L'autre remarque concerne l'homme qui maudit le nom divin, et qu'on lapide. Toutes sortes d'exégèses s'activent autour de lui. Qu'a-t-il donc fait ? Certains disent qu'il a voulu changer la loi, d'autres qu'il a voulu changer la réalité, celle du monde ou celle de son identité (sa mère était de la tribu de Dan, et son père était égyptien, donc il n'était pas, lui, contrairement à son voeu, de la tribu de Dan, car il eût fallu que le père le fût…) Mais qu'il ait voulu ceci ou cela, mérite-t-il la mort ? C'est peut-être à l'occasion de telle circonstance que, prenant appui sur son père égyptien, il a maudit l'être divin qui justement avait extrait ce peuple d'Égypte. Le texte est sobre : il a maudit( littéralement : amoindri, allégé) le nom de YHVH. C'est là un acte précis : maudire l'être c'est renier sa propre présence dans l'être; symboliquement, c'est ne pas être, c'est arracher son ancrage dans l'être ; c'est n'avoir plus lieu d'être, c'est donc être déjà mort, enseveli, recouvert de pierres comme l'indique l'image lapidaire. Certes, pour maudire l'être qui vous fait être, (certains maudissent bien leurs parents qui les ont fait venir au monde, et c'est d'ailleurs sanctionné par le fait d'être mort, mort à quelque chose d'essentiel, d'originaire), pour faire cela, il faut être dans une haine passionnée où l'on est soi-même emporté, comme sujet et objet à la fois; c'est donc une auto-destruction, qui est simplement reconnue, exécutée par le peuple.

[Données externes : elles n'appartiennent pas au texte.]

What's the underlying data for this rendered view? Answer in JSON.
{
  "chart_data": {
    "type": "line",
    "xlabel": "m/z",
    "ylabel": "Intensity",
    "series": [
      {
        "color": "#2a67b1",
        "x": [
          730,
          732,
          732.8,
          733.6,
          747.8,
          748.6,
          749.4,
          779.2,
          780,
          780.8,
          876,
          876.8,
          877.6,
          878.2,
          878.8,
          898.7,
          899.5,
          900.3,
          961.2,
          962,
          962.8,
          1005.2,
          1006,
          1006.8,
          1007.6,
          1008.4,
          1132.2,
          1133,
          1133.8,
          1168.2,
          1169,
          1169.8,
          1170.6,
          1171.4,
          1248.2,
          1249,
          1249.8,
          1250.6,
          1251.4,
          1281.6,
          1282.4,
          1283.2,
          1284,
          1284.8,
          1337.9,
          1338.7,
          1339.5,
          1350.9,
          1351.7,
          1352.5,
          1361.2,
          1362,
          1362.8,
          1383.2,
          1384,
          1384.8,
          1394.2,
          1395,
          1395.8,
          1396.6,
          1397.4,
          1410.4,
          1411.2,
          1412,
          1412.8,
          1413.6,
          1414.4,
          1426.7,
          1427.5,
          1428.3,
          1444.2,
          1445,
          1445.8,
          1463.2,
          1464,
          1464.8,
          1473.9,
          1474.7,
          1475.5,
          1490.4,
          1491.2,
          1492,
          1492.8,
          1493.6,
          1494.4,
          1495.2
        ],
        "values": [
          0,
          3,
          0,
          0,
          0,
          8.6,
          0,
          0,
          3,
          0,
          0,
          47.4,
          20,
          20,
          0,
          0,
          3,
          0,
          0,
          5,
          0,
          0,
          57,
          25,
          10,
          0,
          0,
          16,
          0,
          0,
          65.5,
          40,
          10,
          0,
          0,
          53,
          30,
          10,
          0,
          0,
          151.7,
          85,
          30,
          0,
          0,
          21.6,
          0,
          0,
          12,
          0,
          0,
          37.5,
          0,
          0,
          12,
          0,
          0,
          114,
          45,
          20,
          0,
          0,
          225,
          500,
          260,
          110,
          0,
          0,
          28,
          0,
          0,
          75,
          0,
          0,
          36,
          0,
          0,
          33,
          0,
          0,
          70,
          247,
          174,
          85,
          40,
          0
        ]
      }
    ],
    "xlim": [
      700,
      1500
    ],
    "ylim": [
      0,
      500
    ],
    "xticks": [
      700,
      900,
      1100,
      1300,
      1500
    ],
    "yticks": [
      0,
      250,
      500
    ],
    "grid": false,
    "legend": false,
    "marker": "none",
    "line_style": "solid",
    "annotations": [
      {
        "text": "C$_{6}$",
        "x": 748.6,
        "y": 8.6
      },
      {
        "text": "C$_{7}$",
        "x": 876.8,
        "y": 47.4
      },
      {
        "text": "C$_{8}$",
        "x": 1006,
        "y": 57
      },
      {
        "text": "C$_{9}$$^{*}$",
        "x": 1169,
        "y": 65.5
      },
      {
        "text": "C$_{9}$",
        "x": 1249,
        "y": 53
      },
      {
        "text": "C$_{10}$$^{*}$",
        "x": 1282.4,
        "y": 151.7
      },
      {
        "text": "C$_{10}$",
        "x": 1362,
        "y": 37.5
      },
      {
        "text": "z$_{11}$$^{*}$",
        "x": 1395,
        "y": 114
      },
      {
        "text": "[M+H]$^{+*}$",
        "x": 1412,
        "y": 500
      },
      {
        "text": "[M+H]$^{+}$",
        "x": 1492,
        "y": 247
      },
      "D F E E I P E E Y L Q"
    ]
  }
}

Ce principe général n'empêche pas de penser aux circonstances, celles qui font, par exemple, que certains juifs " partiels", qui ne le sont pas de père et de mère, se voient refuser par l'institution, c'est-à-dire par ceux qui la représentent, l'accès à la communauté ou à ses rites ( bar-mitsva, mariage avec bénédiction, etc.) Ils peuvent être saisis d'une grande colère et maudire, non pas le nom de YHVH, qui n'est pas assez concret pour eux, mais le peuple juif, sa tradition, son texte, sa transmission qui s'est refusée à eux du fait qu'ils sont partiels, alors que nul ne peut et ne doit prétendre à une quelconque totalité. C'est souvent parmi eux qu'on retrouve des indifférents hostiles ou amers, et des activistes antijuifs qui ont simplement inversé en négatif leur désir d'appartenance.